News

D.R. Horton CFO Predicts Delayed Recovery

Wednesday, May 11, 2011

New-home sales will remain weak into 2012, said Bill Wheat, chief financial officer of D.R. Horton Inc., one of three U.S. homebuilders to predict a delayed recovery today.

“We don’t see the economic drivers to change in 2011,” Wheat, whose Fort Worth, Texas-based company is the second- largest homebuilder by revenue, said at a Wells Fargo & Co. (WFC) conference in New York today. “We feel it could still be a struggle in 2012.”

Homebuilders are fighting to compete with lower-priced existing homes as a glut of foreclosures drives down values.

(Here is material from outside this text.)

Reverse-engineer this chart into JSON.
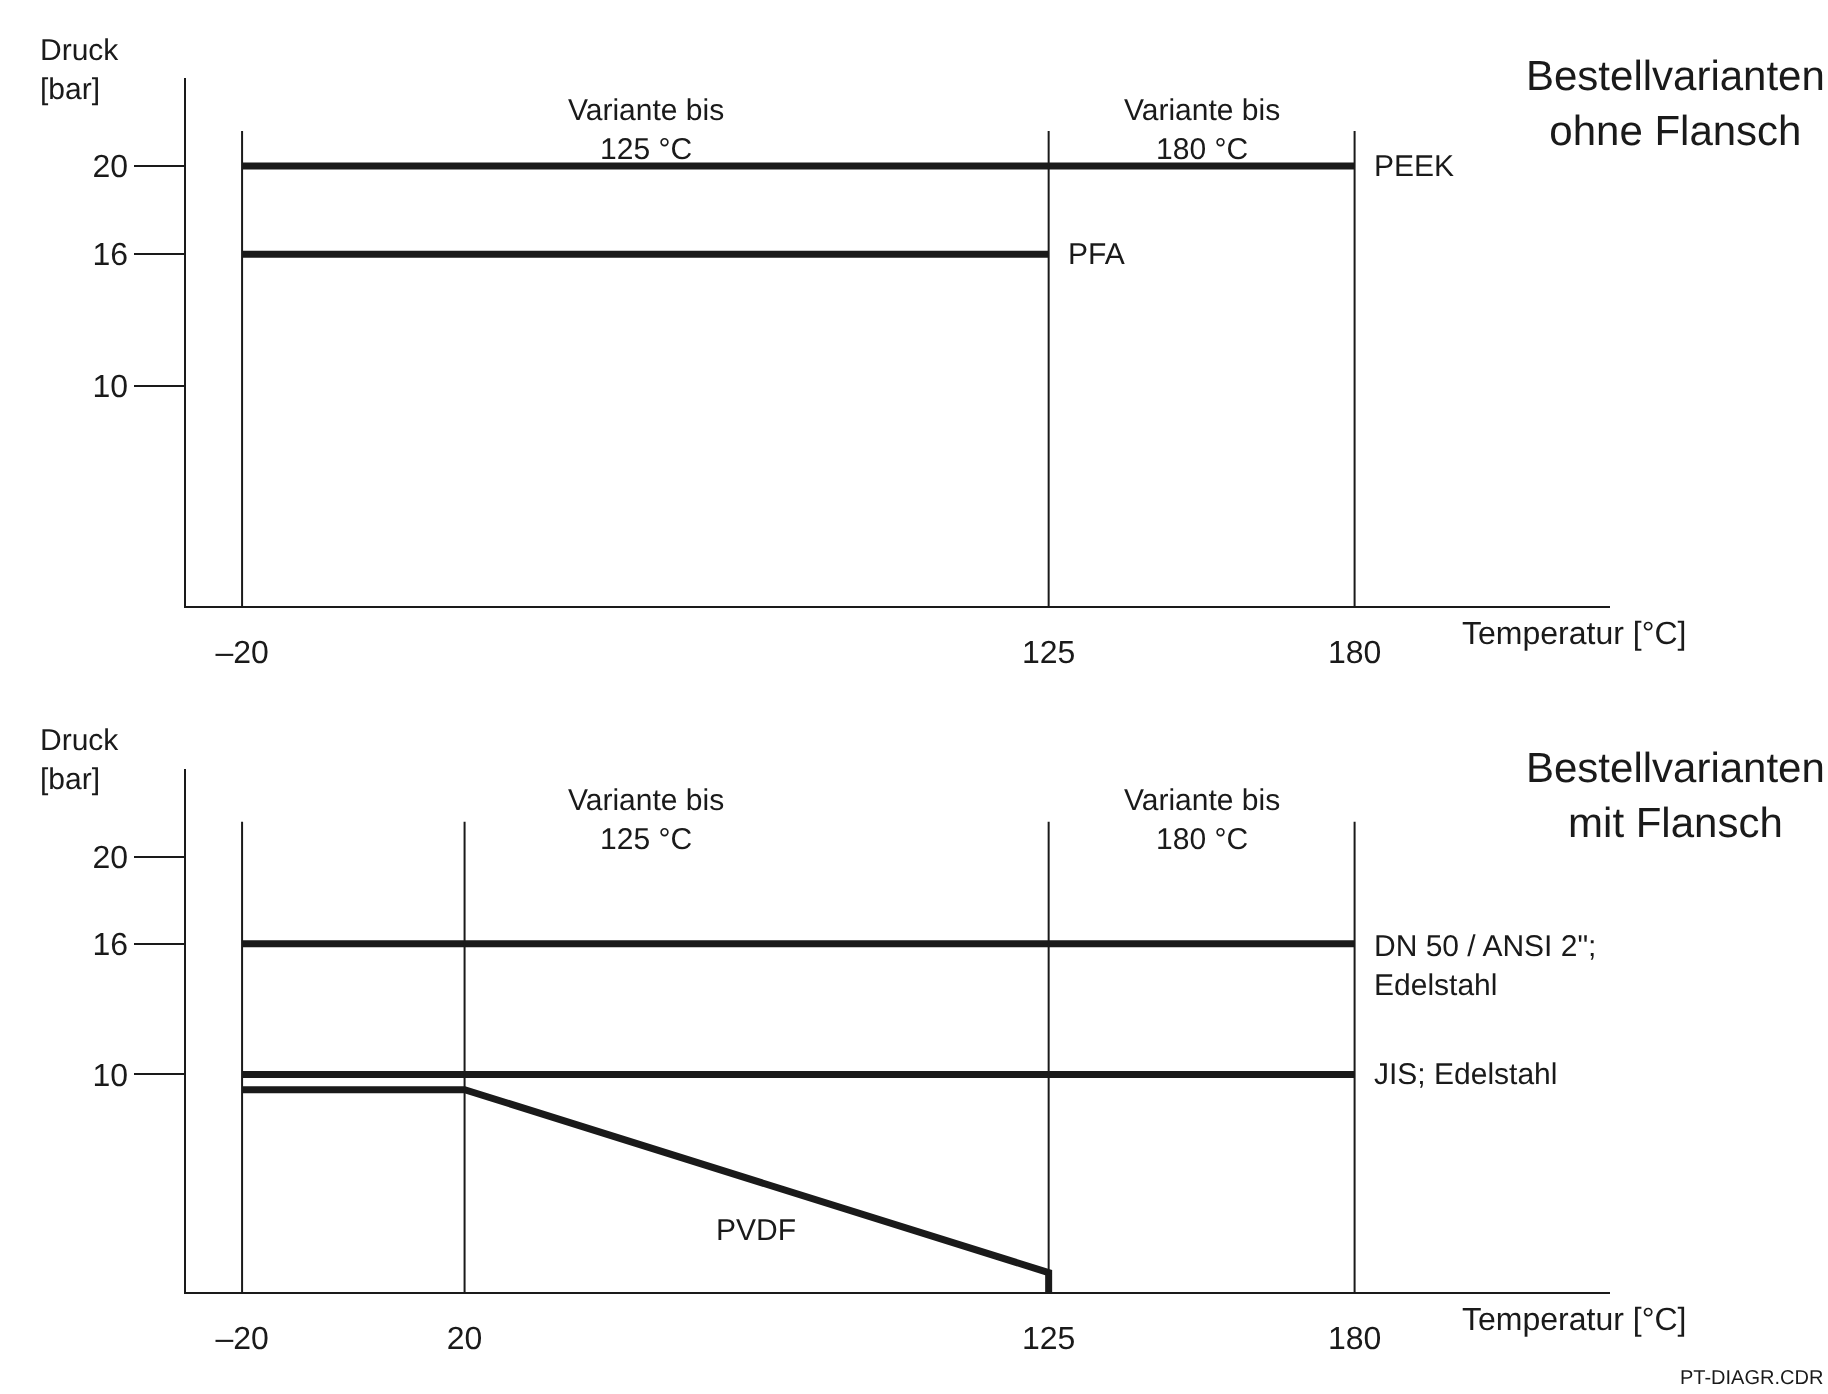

New houses sold at an annual pace of 300,000 in March, up from a nearly 50-year-low pace of 270,000 in February, the Commerce Department reported April 25.

The number of visitors and serious shoppers at homebuilder sales offices “weakened sequentially” in April from the previous month, Adam Rudiger an analyst with Wells Fargo Securities, wrote in a May 9 report based on a survey of 150 sales managers in 20 markets.

Five years into the housing slump, unemployment at 9 percent and a drumbeat of negative news continue to discourage buyers, Douglas C. Yearley Jr., chief executive officer of Toll Brothers Inc. (TOL), said at the Wells Fargo conference. Home prices may fall as much as 9 percent in 2011, Zillow Inc. said in a May 9 report.

“People are still scared,” said Yearley, whose Horsham, Pennsylvania-based company is the largest U.S. luxury-home builder. “We’re just disappointed that demand hasn’t come back better at this point.”

Jeffrey Mezger, CEO of Los Angeles-based KB Home (KBH), speaking at the conference today, said he expects sales to “bump along for the next 18 months.”

The Standard & Poor’s Supercomposite Homebuilder Index of 12 companies declined 1.5 percent as of 3:18 p.m. in New York.